In 2016, Trump repeatedly touted a massive infrastructure program that would fund urgently needed improvements to the nation's crumbling roads, bridges, locks, dams, ports and drinking water systems.
Infrastructure investment also would have generated surging demand for steel, aluminum, cement and other products, created millions of jobs, and rebuilt a manufacturing sector vital to national security. It would have injected new life into many factories.
Yet even though his Republican cronies controlled both houses of Congress for the first two years of his term, Trump failed to deliver any infrastructure campaign.
"That could have easily been pushed through, but there wasn't any real motivation to do that," Kemper said of Trump.
Now, he observed, "all kinds of steel mills are shutting down and going away. This administration has walked us back I don't know how many years."
Trump abandoned the very workers he looked in the eyes and swore to help.
During one visit to Ohio in 2017, for example, he told residents living near General Motors' Lordstown assembly plant not to sell their houses and move away because he intended to rejuvenate manufacturing. But Trump failed to create the jobs he promised and even lost those at Lordstown. General Motors closed the facility in 2019, throwing hundreds out of work.
And in Michigan four years ago, Trump bragged that his election would be a "victory for the wage-earner" that returned millions of unemployed workers to mills and plants. Yet Trump failed to lift a finger when, before the pandemic, Gerdau Special Steel North America announced plans to lay off about 140 workers at its Jackson, Michigan, site.
Although Trump crowed about reviving manufacturing, "there was no plan behind it. There was no substance," noted USW Local 8339 President Shawn Crowley, who represents the Jackson workers.
That didn't surprise Crowley at all. He never believed that a callous businessman who serially cheated the contractors and workers he hired for his hotels and casinos would do anything but stiff America's working families as well.
"I thought it was a joke, and I still think it's a joke," Crowley said of Trump's bluster. "I knew the dude's record.

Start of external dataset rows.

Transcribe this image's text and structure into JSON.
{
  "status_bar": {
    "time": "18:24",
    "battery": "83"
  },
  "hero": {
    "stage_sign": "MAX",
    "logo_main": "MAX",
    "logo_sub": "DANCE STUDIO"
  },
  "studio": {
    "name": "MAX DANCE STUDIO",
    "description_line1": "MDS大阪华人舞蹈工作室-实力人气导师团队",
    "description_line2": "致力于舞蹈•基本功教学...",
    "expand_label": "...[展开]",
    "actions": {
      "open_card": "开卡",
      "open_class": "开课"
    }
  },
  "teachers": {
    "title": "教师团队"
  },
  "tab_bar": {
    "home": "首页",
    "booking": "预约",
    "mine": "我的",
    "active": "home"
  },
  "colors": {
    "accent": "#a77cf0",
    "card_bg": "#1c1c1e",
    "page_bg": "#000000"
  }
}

He screwed over tons of his own workers. That's his whole MO. Why would I ever think he'd do something better?"
America cannot afford to lose any more production capacity or family-supporting manufacturing jobs.
Unlike Trump, Democratic presidential candidate Joe Biden has both the will to rebuild the manufacturing base and a concrete, detailed blueprint for accomplishing this crucial mission.

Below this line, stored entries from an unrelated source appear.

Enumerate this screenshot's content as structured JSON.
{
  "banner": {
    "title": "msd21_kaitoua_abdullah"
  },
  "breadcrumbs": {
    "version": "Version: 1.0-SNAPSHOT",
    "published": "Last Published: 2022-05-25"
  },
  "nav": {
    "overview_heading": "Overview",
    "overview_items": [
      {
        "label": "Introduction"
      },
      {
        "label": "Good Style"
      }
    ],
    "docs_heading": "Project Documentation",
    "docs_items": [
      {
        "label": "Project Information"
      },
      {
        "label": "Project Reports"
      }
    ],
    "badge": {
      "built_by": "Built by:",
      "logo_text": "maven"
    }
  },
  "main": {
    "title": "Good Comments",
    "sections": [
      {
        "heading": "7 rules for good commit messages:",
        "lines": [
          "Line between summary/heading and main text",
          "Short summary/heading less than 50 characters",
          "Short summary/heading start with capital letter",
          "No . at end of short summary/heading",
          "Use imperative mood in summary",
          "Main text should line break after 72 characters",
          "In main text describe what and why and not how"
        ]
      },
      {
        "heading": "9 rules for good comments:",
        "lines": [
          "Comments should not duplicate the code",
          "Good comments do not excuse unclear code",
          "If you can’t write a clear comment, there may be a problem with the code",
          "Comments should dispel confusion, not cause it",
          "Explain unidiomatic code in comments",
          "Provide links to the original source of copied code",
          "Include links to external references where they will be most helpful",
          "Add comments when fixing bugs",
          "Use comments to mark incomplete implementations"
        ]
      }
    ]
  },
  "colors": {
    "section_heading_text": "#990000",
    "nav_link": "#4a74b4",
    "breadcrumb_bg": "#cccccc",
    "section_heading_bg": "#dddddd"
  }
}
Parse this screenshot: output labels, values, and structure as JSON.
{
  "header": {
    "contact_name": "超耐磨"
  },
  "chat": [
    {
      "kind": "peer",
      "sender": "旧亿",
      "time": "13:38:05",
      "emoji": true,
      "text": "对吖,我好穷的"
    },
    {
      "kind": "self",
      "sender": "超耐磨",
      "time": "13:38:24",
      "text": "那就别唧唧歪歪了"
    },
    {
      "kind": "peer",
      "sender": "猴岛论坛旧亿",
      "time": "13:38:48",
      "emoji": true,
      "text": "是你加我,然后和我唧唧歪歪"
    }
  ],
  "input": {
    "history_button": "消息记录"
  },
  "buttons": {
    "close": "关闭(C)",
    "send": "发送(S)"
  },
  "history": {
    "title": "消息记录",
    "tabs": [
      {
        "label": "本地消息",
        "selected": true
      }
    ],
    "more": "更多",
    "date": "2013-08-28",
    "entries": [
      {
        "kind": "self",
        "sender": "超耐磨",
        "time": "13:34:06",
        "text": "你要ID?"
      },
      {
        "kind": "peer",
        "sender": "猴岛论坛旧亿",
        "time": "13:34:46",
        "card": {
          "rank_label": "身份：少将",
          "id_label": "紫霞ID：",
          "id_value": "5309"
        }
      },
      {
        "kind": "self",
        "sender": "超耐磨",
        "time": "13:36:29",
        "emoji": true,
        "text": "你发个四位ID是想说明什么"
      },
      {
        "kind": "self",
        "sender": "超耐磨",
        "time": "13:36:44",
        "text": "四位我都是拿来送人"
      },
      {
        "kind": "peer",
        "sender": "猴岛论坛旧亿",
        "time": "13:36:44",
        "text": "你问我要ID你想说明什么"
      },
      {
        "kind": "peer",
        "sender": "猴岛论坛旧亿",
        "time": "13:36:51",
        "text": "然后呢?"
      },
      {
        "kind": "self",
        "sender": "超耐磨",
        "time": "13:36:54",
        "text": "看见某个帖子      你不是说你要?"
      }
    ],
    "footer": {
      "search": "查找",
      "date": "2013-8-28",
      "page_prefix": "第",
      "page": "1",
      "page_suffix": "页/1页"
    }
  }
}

His Build Back Better plan prioritizes a major infrastructure campaign—carried out with U.S.-made materials like the steel that Kemper's colleagues made at Great Lakes—as well as a long-term federal investment in manufacturing facilities and the workers and technology essential to operating them.

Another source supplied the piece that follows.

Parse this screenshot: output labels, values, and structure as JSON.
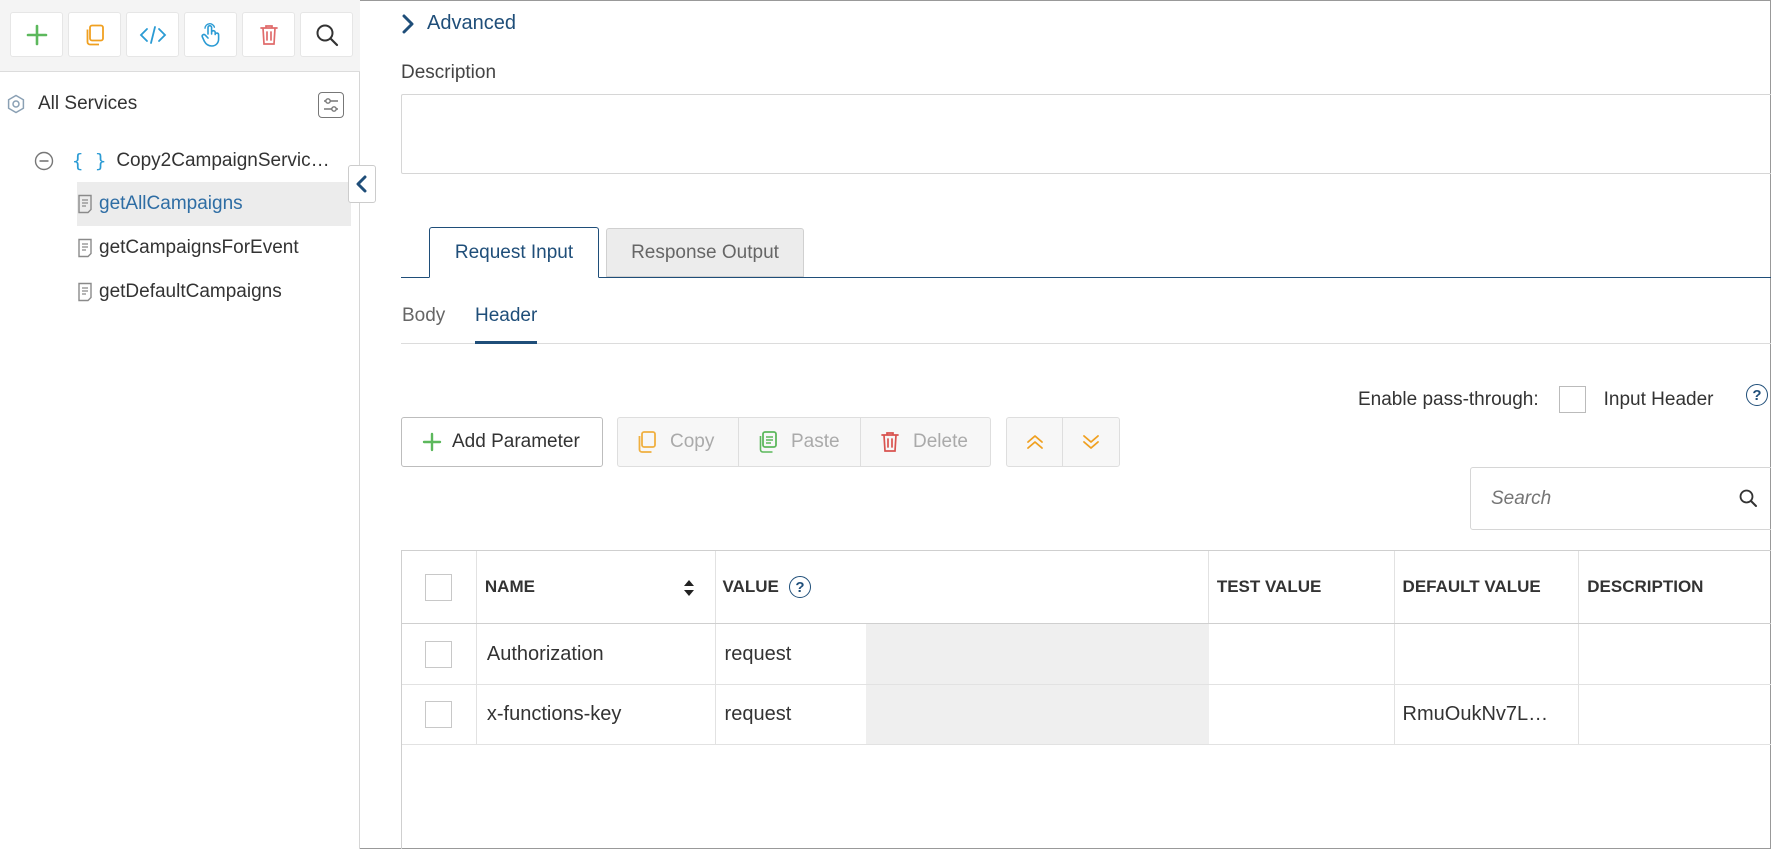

Biden's plan also includes a federal commitment to stockpiling critical goods and strengthening supply chains. That will ensure that America never again runs short of medical equipment during a pandemic and produces all of the supplies essential for military preparedness. And it will enhance the nation's capacity to build items critical to everyday life, like washers and refrigerators as well as the auto components that USW members made at Gerdau's Jackson plant.
In addition, the plan calls for stronger labor protections, such as those provided in the Protecting the Right to Organize (PRO) Act, so that Americans can more easily form unions, fight for decent pay and rebuild manufacturing communities. Workers must have a voice in the workplace, Kemper said, because CEOs care "only about their own pockets and the pockets of their shareholders."
Many of Kemper's colleagues struggle to find new jobs providing pay and benefits comparable to what they earned at Great Lakes—a challenge compounded by the COVID-19 downturn.
Dead-end, minimum-wage jobs are all some can find in Trump's mangled economy.
And Kemper realizes that many more workers will suffer a similar fate unless America takes swift, decisive action to save its manufacturing base.
"There's no time to waste," he said. "It should have been started four years ago. It needs to happen right now."